We try to post at least once a week depending on what we are doing in this project. Most of the posts are about specific volumes or regions we are working on. Other times there will be a progress report for the whole project like there was last week. This week it will just be a diary entry because whilst we have been doing a lot of map work this week, not a lot of it has related specifically to NZRM.
This week the majority of our time has been taken up with getting a complete set of maps for Christchurch City. This meant downloading a lot of stuff from Land Information New Zealand, because they have a 3.5 GB limit for the estimated size of each download. As it happens, it is more like 5 GB actual download in a lot of cases. But it meant that at a pixel spacing of 0.075 metres, there are a LOT of layers for the whole city. It works out to something like 60 GB. If you have a few dollars you can get them to courier the data layers to you. With the fact we don’t have any spare cash to spend, we just settled for splitting up the city layers into a series of downloads to get all of it. There are some overlaps which means we don’t quite have the expected efficiency and because we inadvertently got some gaps between downloads we had to make some extra downloads to be able to fill in those gaps.
So we now have Christchurch City covered for 2018 (central only), 2015 (whole city), 2011 just after the quake (central only) and c.2010 (actually between 2004-2010 and for some reason the dates aren’t more precise) which again is the whole city.

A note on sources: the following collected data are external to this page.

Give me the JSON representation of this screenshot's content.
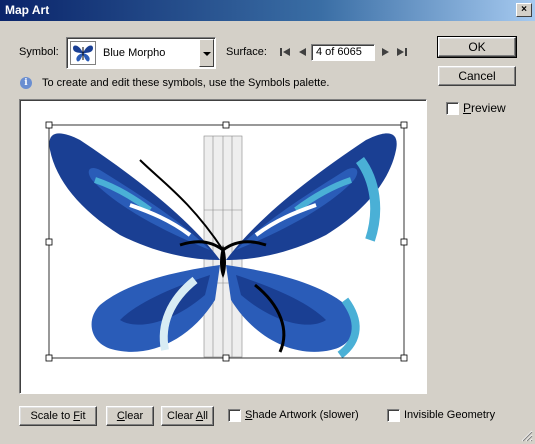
{
  "window": {
    "title": "Map Art",
    "close_glyph": "×"
  },
  "symbol": {
    "label": "Symbol:",
    "selected": "Blue Morpho",
    "thumb_icon": "butterfly-icon"
  },
  "surface": {
    "label": "Surface:",
    "value": "4 of 6065"
  },
  "info": {
    "text": "To create and edit these symbols, use the Symbols palette.",
    "icon": "info-icon"
  },
  "buttons": {
    "ok": "OK",
    "cancel": "Cancel",
    "scale_to_fit": {
      "pre": "Scale to ",
      "ul": "F",
      "post": "it"
    },
    "clear": {
      "pre": "",
      "ul": "C",
      "post": "lear"
    },
    "clear_all": {
      "pre": "Clear ",
      "ul": "A",
      "post": "ll"
    }
  },
  "checkboxes": {
    "preview": {
      "pre": "",
      "ul": "P",
      "post": "review",
      "checked": false
    },
    "shade_artwork": {
      "pre": "",
      "ul": "S",
      "post": "hade Artwork (slower)",
      "checked": false
    },
    "invisible_geometry": {
      "label": "Invisible Geometry",
      "checked": false
    }
  },
  "colors": {
    "wing_dark": "#1a3f93",
    "wing_mid": "#2a5cb8",
    "wing_light": "#4ab0d6",
    "window_bg": "#d4d0c8"
  }
}
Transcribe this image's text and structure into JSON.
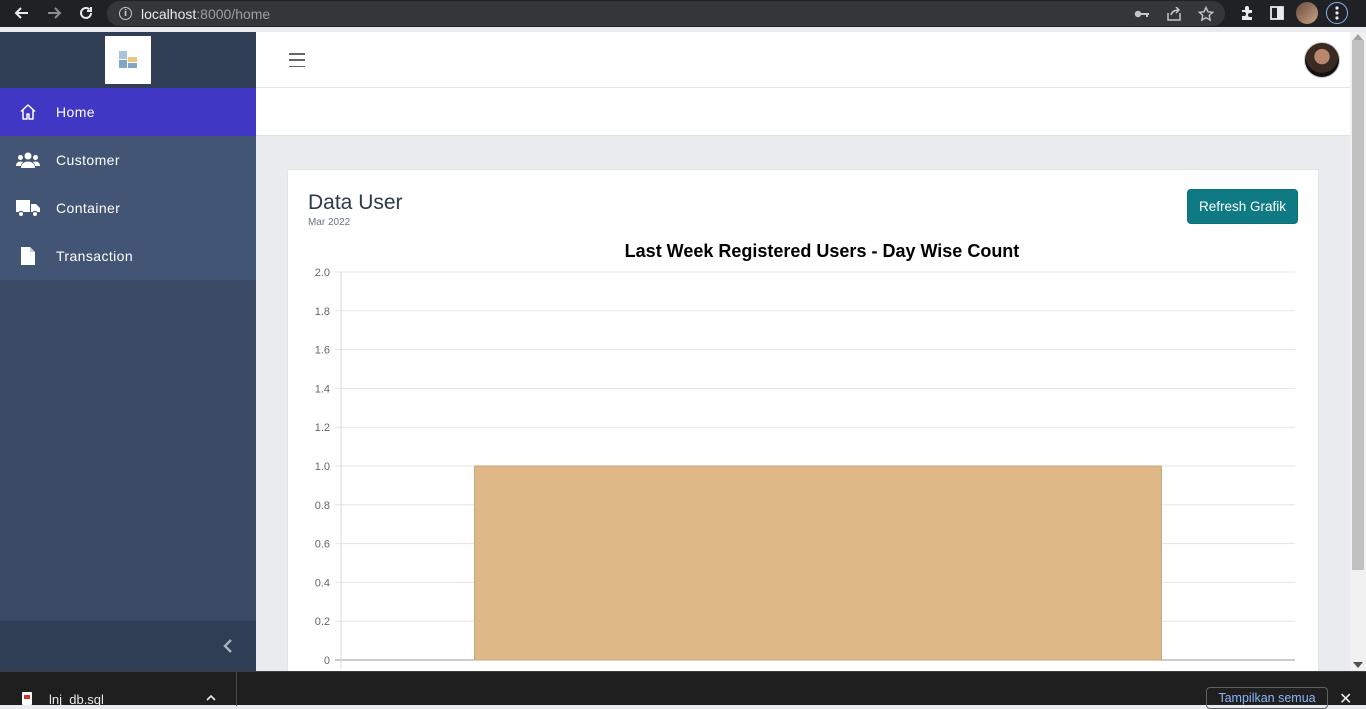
{
  "browser": {
    "url_host": "localhost",
    "url_rest": ":8000/home"
  },
  "sidebar": {
    "items": [
      {
        "label": "Home",
        "icon": "home-icon",
        "active": true
      },
      {
        "label": "Customer",
        "icon": "users-icon",
        "active": false
      },
      {
        "label": "Container",
        "icon": "truck-icon",
        "active": false
      },
      {
        "label": "Transaction",
        "icon": "file-icon",
        "active": false
      }
    ]
  },
  "card": {
    "title": "Data User",
    "subtitle": "Mar 2022",
    "refresh_label": "Refresh Grafik"
  },
  "chart_data": {
    "type": "bar",
    "title": "Last Week Registered Users -  Day Wise Count",
    "categories": [
      ""
    ],
    "values": [
      1
    ],
    "ylim": [
      0,
      2
    ],
    "yticks": [
      "0",
      "0.2",
      "0.4",
      "0.6",
      "0.8",
      "1.0",
      "1.2",
      "1.4",
      "1.6",
      "1.8",
      "2.0"
    ],
    "bar_color": "#deb887",
    "grid": true
  },
  "download_bar": {
    "file_name": "lnj_db.sql",
    "show_all_label": "Tampilkan semua"
  },
  "colors": {
    "sidebar": "#3b4b66",
    "active_menu": "#4137c5",
    "primary_button": "#0f7a84"
  }
}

We also have some historical retrolens layers to overlay at some point. We did consider downloading all the 2011 imagery and in fact did set up a series of downloads in Linz but haven’t actually executed those downloads because that imagery is at 0.1 metre pixel spacing and while it is very good it is also just after the quakes so it does have limits. But it is a shame that there isn’t high resolution imagery before then that can be downloaded. Even 0.3 metres would be better than the 0.75 metres 2004-2010 stuff.

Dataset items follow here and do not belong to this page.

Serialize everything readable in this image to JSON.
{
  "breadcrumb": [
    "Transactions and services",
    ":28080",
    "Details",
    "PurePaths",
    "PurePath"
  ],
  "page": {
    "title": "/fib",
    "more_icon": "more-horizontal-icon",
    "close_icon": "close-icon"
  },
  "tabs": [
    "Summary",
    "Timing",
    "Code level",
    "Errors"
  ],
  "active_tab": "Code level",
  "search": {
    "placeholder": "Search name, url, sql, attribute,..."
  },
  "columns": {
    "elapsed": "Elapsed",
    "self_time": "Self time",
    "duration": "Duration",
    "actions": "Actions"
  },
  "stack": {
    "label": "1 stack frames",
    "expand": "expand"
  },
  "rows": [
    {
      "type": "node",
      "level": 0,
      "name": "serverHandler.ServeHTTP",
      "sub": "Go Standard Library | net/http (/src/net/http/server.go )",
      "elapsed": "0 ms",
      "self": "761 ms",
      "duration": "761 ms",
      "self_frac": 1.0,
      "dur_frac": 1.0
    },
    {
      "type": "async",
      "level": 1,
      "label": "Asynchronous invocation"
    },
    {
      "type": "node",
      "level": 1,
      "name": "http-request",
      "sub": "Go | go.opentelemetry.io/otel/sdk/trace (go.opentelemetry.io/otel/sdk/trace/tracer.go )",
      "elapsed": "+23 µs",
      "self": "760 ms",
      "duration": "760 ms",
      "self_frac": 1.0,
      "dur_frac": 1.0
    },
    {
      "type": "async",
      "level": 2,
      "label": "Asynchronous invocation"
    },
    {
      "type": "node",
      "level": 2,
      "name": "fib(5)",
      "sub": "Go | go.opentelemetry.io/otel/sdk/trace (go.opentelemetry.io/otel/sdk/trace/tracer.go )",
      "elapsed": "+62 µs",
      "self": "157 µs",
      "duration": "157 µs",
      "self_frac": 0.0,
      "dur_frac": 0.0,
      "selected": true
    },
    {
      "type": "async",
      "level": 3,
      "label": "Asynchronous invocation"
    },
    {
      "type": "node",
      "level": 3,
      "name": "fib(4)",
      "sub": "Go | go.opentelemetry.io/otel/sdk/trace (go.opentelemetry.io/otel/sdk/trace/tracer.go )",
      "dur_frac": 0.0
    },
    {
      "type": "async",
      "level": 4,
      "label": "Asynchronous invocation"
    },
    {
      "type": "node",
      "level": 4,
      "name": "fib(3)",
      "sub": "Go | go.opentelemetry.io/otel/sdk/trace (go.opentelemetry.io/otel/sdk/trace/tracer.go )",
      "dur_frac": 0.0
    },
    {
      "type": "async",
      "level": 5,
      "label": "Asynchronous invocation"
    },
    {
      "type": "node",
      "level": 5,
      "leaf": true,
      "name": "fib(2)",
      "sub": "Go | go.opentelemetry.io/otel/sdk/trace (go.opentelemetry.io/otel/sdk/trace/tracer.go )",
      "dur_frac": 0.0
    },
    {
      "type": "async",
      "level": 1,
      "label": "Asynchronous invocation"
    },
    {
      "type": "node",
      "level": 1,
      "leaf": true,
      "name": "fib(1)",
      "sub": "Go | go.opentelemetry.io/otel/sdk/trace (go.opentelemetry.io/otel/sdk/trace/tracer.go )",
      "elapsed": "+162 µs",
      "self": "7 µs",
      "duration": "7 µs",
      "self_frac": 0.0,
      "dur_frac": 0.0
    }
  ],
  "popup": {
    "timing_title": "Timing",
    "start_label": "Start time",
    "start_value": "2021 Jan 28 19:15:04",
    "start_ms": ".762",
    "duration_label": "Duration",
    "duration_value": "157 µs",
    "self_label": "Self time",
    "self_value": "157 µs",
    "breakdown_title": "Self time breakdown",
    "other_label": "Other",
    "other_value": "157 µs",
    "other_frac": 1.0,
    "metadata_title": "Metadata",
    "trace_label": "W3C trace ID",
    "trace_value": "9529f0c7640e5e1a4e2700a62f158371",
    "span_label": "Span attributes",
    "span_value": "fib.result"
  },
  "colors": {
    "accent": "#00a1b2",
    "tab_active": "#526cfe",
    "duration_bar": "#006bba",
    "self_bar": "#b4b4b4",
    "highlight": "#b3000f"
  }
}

As far as the NZRM project actually goes the work this week has been on the Otago Central line. First up is to redo the Cromwell Gorge section with the Retrolens scans of survey 1452 which are distinctly sharper than the original ones we paid for a few years ago, and then particular stations. At the moment Omakau-Cromwell is being considered as one Gimp project covering a number of stations. It is separate from the Cromwell Gorge mosaics because of differing resolutions. The Cromwell Gorge part was originally done at 0.75 metre base imagery because that was all that was available for the whole section, but in 2017 the full area became available at 0.4 metres. But initially all that we did was scale the 0.4 metres to 0.75 metres and overlay it with the 0.75 metre stuff. Now we have scaled the 0.75 metre base to 0.4 metres so as to be able to use this scale base imagery for the Gorge section.